Raul Copello
“Que sí, que no. Después de trasegar conceptos y aproximaciones no podíamos evitar la necesidad de buscarle a estos términos un sentido que fuera representativo para nosotros y comprensivo para los demás. Dimos algunos pasos hacia el entendimiento y nos enfrentamos con las encrespadas olas de la “filosofía”, que busca las razones en lo ontológico y lo metafísico. Cambiamos, entonces, el rumbo y chocamos contra los afilados riscos de la “psicología”, donde no tardamos en confundirnos en la compleja telaraña de teorías sobre la percepción, la psiquis y el inconsciente.
Hasta que, como pintores, que no filósofos ni psicólogos, encontramos cierta tranquilidad en lo que es el núcleo del modo de conocer del arte: la intuición. Esa facultad del espíritu que consiste en comprender las cosas instantáneamente, sin necesidad de razonamiento. Sin que nadie sepa explicar el modo -el artista menos que nadie- la intuición aparece en el proceso creativo y se manifiesta en el “hacer”. De ahí la importancia de tener el oficio siempre a mano, para no malograr o dejar escapar la intuición, la epifanía formal de lo intuido. Parafraseando a la gran Isadora Duncan, “si lo puedo decir, ¿para qué lo voy a pintar?”
Para nosotros, que siguiendo el mandato de Cèzanne intentamos alejarnos de la tentación de la retórica, el título debía decirlo todo o, por lo menos, sugerirlo todo. Nuestro lenguaje, más que un “decir” o un “definir”, es un discurso sugestivo, una metáfora que dialoga y se afana, a veces vanamente, por alcanzar la universalidad del símbolo.
Si algo distingue al arte de otras formas de conocimiento es el compromiso de facultades que involucra al artista con su obra. Pensamiento, sensibilidad y voluntad se unen como un solo factor. “El pintor no produce cosas vistas, y mucho menos ya vistas: produce lo visible… La pintura que indica esta entrada de lo visible en la visión, germina lentamente. Y todo el ser del pintor interviene aquí” (Mikel Dufrenne, “Peindre, toujours”).

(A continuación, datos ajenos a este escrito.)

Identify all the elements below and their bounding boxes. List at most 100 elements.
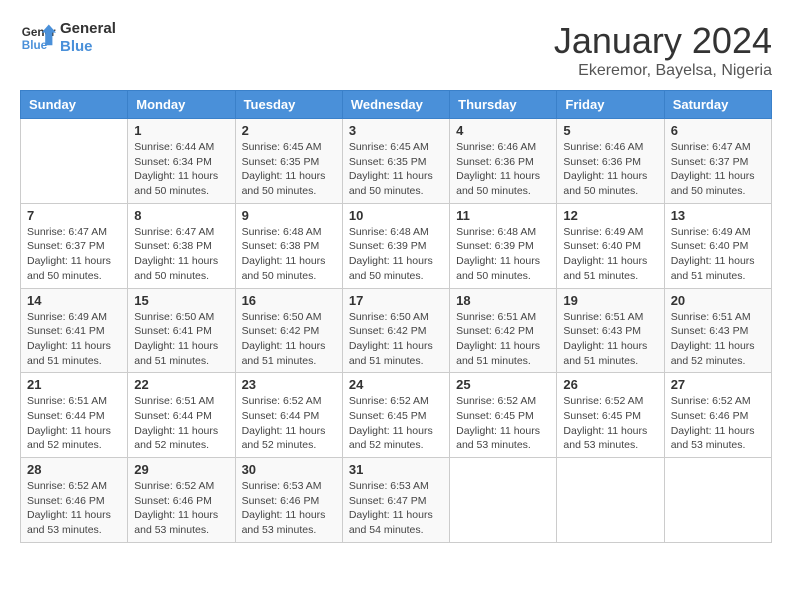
calendar-cell: 17 Sunrise: 6:50 AM Sunset: 6:42 PM Dayli… (342, 288, 449, 373)
day-number: 8 (134, 208, 228, 223)
day-number: 21 (27, 377, 121, 392)
day-number: 17 (349, 293, 443, 308)
calendar-cell: 2 Sunrise: 6:45 AM Sunset: 6:35 PM Daylig… (235, 119, 342, 204)
calendar-cell: 13 Sunrise: 6:49 AM Sunset: 6:40 PM Dayli… (664, 203, 771, 288)
day-number: 31 (349, 462, 443, 477)
calendar-cell (21, 119, 128, 204)
calendar-cell: 20Sunrise: 6:51 AM Sunset: 6:43 PM Dayli… (664, 288, 771, 373)
week-row-2: 7Sunrise: 6:47 AM Sunset: 6:37 PM Daylig… (21, 203, 772, 288)
day-info: Sunrise: 6:51 AM Sunset: 6:43 PM Dayligh… (671, 310, 765, 369)
day-number: 24 (349, 377, 443, 392)
subtitle: Ekeremor, Bayelsa, Nigeria (554, 62, 772, 80)
day-info: Sunrise: 6:44 AM Sunset: 6:34 PM Dayligh… (134, 140, 228, 199)
calendar-cell: 4 Sunrise: 6:46 AM Sunset: 6:36 PM Daylig… (450, 119, 557, 204)
day-info: Sunrise: 6:51 AM Sunset: 6:44 PM Dayligh… (134, 394, 228, 453)
day-number: 3 (349, 123, 443, 138)
day-info: Sunrise: 6:50 AM Sunset: 6:42 PM Dayligh… (349, 310, 443, 369)
day-number: 10 (349, 208, 443, 223)
day-number: 2 (242, 123, 336, 138)
day-number: 22 (134, 377, 228, 392)
day-info: Sunrise: 6:52 AM Sunset: 6:46 PM Dayligh… (671, 394, 765, 453)
day-info: Sunrise: 6:45 AM Sunset: 6:35 PM Dayligh… (349, 140, 443, 199)
calendar-cell: 25 Sunrise: 6:52 AM Sunset: 6:45 PM Dayli… (450, 373, 557, 458)
calendar-cell: 27Sunrise: 6:52 AM Sunset: 6:46 PM Dayli… (664, 373, 771, 458)
day-number: 29 (134, 462, 228, 477)
day-number: 11 (456, 208, 550, 223)
day-number: 19 (563, 293, 657, 308)
calendar-cell: 8 Sunrise: 6:47 AM Sunset: 6:38 PM Daylig… (128, 203, 235, 288)
calendar-header: SundayMondayTuesdayWednesdayThursdayFrid… (21, 91, 772, 119)
calendar-cell: 16 Sunrise: 6:50 AM Sunset: 6:42 PM Dayli… (235, 288, 342, 373)
day-number: 25 (456, 377, 550, 392)
logo: General Blue General Blue (20, 20, 116, 56)
day-number: 26 (563, 377, 657, 392)
calendar-cell: 28Sunrise: 6:52 AM Sunset: 6:46 PM Dayli… (21, 458, 128, 543)
day-number: 16 (242, 293, 336, 308)
day-number: 7 (27, 208, 121, 223)
calendar-cell: 22 Sunrise: 6:51 AM Sunset: 6:44 PM Dayli… (128, 373, 235, 458)
calendar-cell: 3 Sunrise: 6:45 AM Sunset: 6:35 PM Daylig… (342, 119, 449, 204)
day-info: Sunrise: 6:52 AM Sunset: 6:44 PM Dayligh… (242, 394, 336, 453)
calendar-cell: 14 Sunrise: 6:49 AM Sunset: 6:41 PM Dayli… (21, 288, 128, 373)
week-row-3: 14 Sunrise: 6:49 AM Sunset: 6:41 PM Dayli… (21, 288, 772, 373)
calendar-cell (557, 458, 664, 543)
day-info: Sunrise: 6:47 AM Sunset: 6:38 PM Dayligh… (134, 225, 228, 284)
calendar-cell: 29 Sunrise: 6:52 AM Sunset: 6:46 PM Dayli… (128, 458, 235, 543)
calendar-cell: 15 Sunrise: 6:50 AM Sunset: 6:41 PM Dayli… (128, 288, 235, 373)
day-info: Sunrise: 6:48 AM Sunset: 6:38 PM Dayligh… (242, 225, 336, 284)
day-number: 14 (27, 293, 121, 308)
calendar-cell (664, 458, 771, 543)
day-number: 9 (242, 208, 336, 223)
day-info: Sunrise: 6:52 AM Sunset: 6:45 PM Dayligh… (349, 394, 443, 453)
day-number: 30 (242, 462, 336, 477)
calendar-cell: 1 Sunrise: 6:44 AM Sunset: 6:34 PM Daylig… (128, 119, 235, 204)
week-row-1: 1 Sunrise: 6:44 AM Sunset: 6:34 PM Daylig… (21, 119, 772, 204)
header-day-sunday: Sunday (21, 91, 128, 119)
day-info: Sunrise: 6:52 AM Sunset: 6:45 PM Dayligh… (456, 394, 550, 453)
day-info: Sunrise: 6:51 AM Sunset: 6:44 PM Dayligh… (27, 394, 121, 453)
day-info: Sunrise: 6:49 AM Sunset: 6:40 PM Dayligh… (671, 225, 765, 284)
calendar-cell: 24 Sunrise: 6:52 AM Sunset: 6:45 PM Dayli… (342, 373, 449, 458)
day-info: Sunrise: 6:49 AM Sunset: 6:41 PM Dayligh… (27, 310, 121, 369)
page-header: General Blue General Blue January 2024 E… (20, 20, 772, 80)
header-row: SundayMondayTuesdayWednesdayThursdayFrid… (21, 91, 772, 119)
day-number: 5 (563, 123, 657, 138)
calendar-cell (450, 458, 557, 543)
day-info: Sunrise: 6:45 AM Sunset: 6:35 PM Dayligh… (242, 140, 336, 199)
calendar-cell: 23Sunrise: 6:52 AM Sunset: 6:44 PM Dayli… (235, 373, 342, 458)
day-info: Sunrise: 6:50 AM Sunset: 6:42 PM Dayligh… (242, 310, 336, 369)
day-info: Sunrise: 6:46 AM Sunset: 6:36 PM Dayligh… (456, 140, 550, 199)
logo-general: General (60, 20, 116, 38)
day-info: Sunrise: 6:52 AM Sunset: 6:46 PM Dayligh… (27, 479, 121, 538)
day-info: Sunrise: 6:48 AM Sunset: 6:39 PM Dayligh… (456, 225, 550, 284)
calendar-cell: 11 Sunrise: 6:48 AM Sunset: 6:39 PM Dayli… (450, 203, 557, 288)
calendar-table: SundayMondayTuesdayWednesdayThursdayFrid… (20, 90, 772, 543)
calendar-cell: 19Sunrise: 6:51 AM Sunset: 6:43 PM Dayli… (557, 288, 664, 373)
day-info: Sunrise: 6:53 AM Sunset: 6:47 PM Dayligh… (349, 479, 443, 538)
week-row-4: 21 Sunrise: 6:51 AM Sunset: 6:44 PM Dayli… (21, 373, 772, 458)
week-row-5: 28Sunrise: 6:52 AM Sunset: 6:46 PM Dayli… (21, 458, 772, 543)
calendar-body: 1 Sunrise: 6:44 AM Sunset: 6:34 PM Daylig… (21, 119, 772, 543)
day-number: 13 (671, 208, 765, 223)
day-info: Sunrise: 6:50 AM Sunset: 6:41 PM Dayligh… (134, 310, 228, 369)
calendar-cell: 26Sunrise: 6:52 AM Sunset: 6:45 PM Dayli… (557, 373, 664, 458)
title-section: January 2024 Ekeremor, Bayelsa, Nigeria (554, 20, 772, 80)
calendar-cell: 31 Sunrise: 6:53 AM Sunset: 6:47 PM Dayli… (342, 458, 449, 543)
header-day-wednesday: Wednesday (342, 91, 449, 119)
calendar-cell: 10Sunrise: 6:48 AM Sunset: 6:39 PM Dayli… (342, 203, 449, 288)
calendar-cell: 21 Sunrise: 6:51 AM Sunset: 6:44 PM Dayli… (21, 373, 128, 458)
header-day-thursday: Thursday (450, 91, 557, 119)
logo-icon: General Blue (20, 20, 56, 56)
day-number: 4 (456, 123, 550, 138)
day-number: 6 (671, 123, 765, 138)
day-number: 18 (456, 293, 550, 308)
day-info: Sunrise: 6:52 AM Sunset: 6:46 PM Dayligh… (134, 479, 228, 538)
calendar-cell: 9 Sunrise: 6:48 AM Sunset: 6:38 PM Daylig… (235, 203, 342, 288)
header-day-saturday: Saturday (664, 91, 771, 119)
day-number: 12 (563, 208, 657, 223)
day-number: 15 (134, 293, 228, 308)
calendar-cell: 5Sunrise: 6:46 AM Sunset: 6:36 PM Daylig… (557, 119, 664, 204)
day-number: 1 (134, 123, 228, 138)
day-info: Sunrise: 6:49 AM Sunset: 6:40 PM Dayligh… (563, 225, 657, 284)
calendar-cell: 18Sunrise: 6:51 AM Sunset: 6:42 PM Dayli… (450, 288, 557, 373)
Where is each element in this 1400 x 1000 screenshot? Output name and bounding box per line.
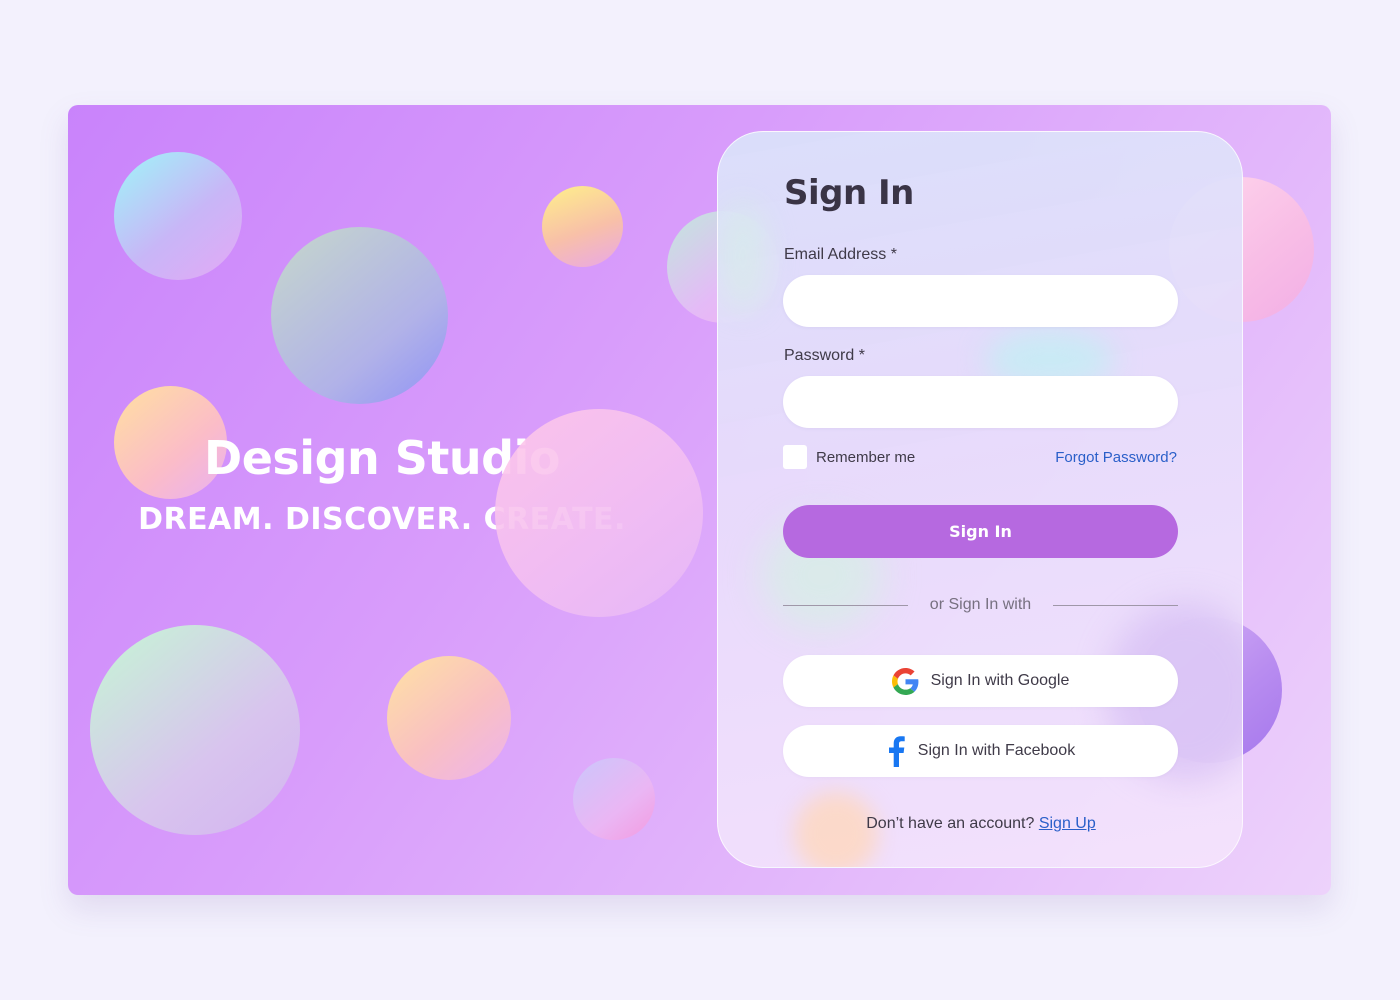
signin-title: Sign In [784,173,914,213]
remember-me-checkbox[interactable] [783,445,807,469]
email-label: Email Address * [784,246,897,263]
email-field[interactable] [783,275,1178,327]
facebook-signin-label: Sign In with Facebook [917,742,1076,759]
forgot-password-link[interactable]: Forgot Password? [1055,449,1177,466]
google-signin-label: Sign In with Google [930,672,1070,689]
facebook-signin-button[interactable]: Sign In with Facebook [783,725,1178,777]
signup-link[interactable]: Sign Up [1039,815,1096,832]
decorative-bubble [90,625,300,835]
decorative-bubble [114,152,242,280]
decorative-bubble [387,656,511,780]
facebook-icon [886,735,906,767]
password-label: Password * [784,347,865,364]
signin-button[interactable]: Sign In [783,505,1178,558]
login-panel: Design Studio DREAM. DISCOVER. CREATE. S… [68,105,1331,895]
decorative-blur [718,202,768,312]
signup-prompt: Don’t have an account? [866,815,1035,832]
decorative-bubble [542,186,623,267]
signup-row: Don’t have an account? Sign Up [718,815,1242,833]
remember-me-label: Remember me [816,449,916,466]
google-signin-button[interactable]: Sign In with Google [783,655,1178,707]
signin-card: Sign In Email Address * Password * Remem… [717,131,1243,868]
decorative-bubble [495,409,703,617]
password-field[interactable] [783,376,1178,428]
decorative-bubble [573,758,655,840]
divider-line-right [1053,605,1178,606]
decorative-bubble [271,227,448,404]
google-icon [891,667,919,695]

¿Por dónde discurre la memoria? Lo cotidiano, ¿está anclado a la banalidad de lo anecdótico? Apelar a la memoria y a lo cotidiano es aceptar el vaivén de la vida, a veces suave y placentero, otras veces violento y angustiante, contenido, triste o exaltado pero siempre apasionante. Situados en el tiempo, se filtran en nuestra “paleta abierta” las reminiscencias del pasado, las vivencias del presente y las esperanzas o decepciones del futuro. Individuales o colectivas. Con esta carga, personal e intransferible, pintamos.
Nuestra memoria y nuestra cotidianeidad se nutren en el manantial rico y caudaloso de nuestra cultura mestiza, americana y occidental. Y esto significa reconocernos a nosotros mismos en un mundo que veta la memoria e hipoteca lo cotidiano, negándonos el futuro. Fin del arte, fin de la historia: fin de los pueblos y de sus culturas, fin de la resistencia. Certeza, entonces, del triunfo de un mundo deshumanizado, sujeto a la dinámica devastadora en la que la novedad de mañana convertirá en obsoleta a la novedad de hoy.
La cultura se mueve tironeada por dos fuerzas descomunales: la tradición y la creación. Antagonizar estos extremos es sólo pretexto de oposiciones inexactas e inconducentes. como la que se ha labrado entre “vanguardias” y “artes del pasado”. Picasso nunca abominó de Leonardo ni le pintó bigotes a la Gioconda.
Inmerso en un devenir vertiginoso que escapa a su control, atribulado por amenazas y peligrosas encrucijadas, el hombre encuentra que la memoria y lo cotidiano son las materias de su sueño, de su trajinar vacilante o corajudo. Ellos son las amarras que lo contienen en el muelle y las alas de su vuelo posible. Si, como ha dicho un antropólogo, “el arte es el estatuto de la existencia del hombre”, la memoria y lo cotidiano seguirán siendo sus testigos, la prueba irrefutable de su acontecer histórico.
Para esperanza de los pueblos, la memoria y lo cotidiano, entrañas de la cultura, continúan habitando el inefable y perenne Olimpo de la poesía.”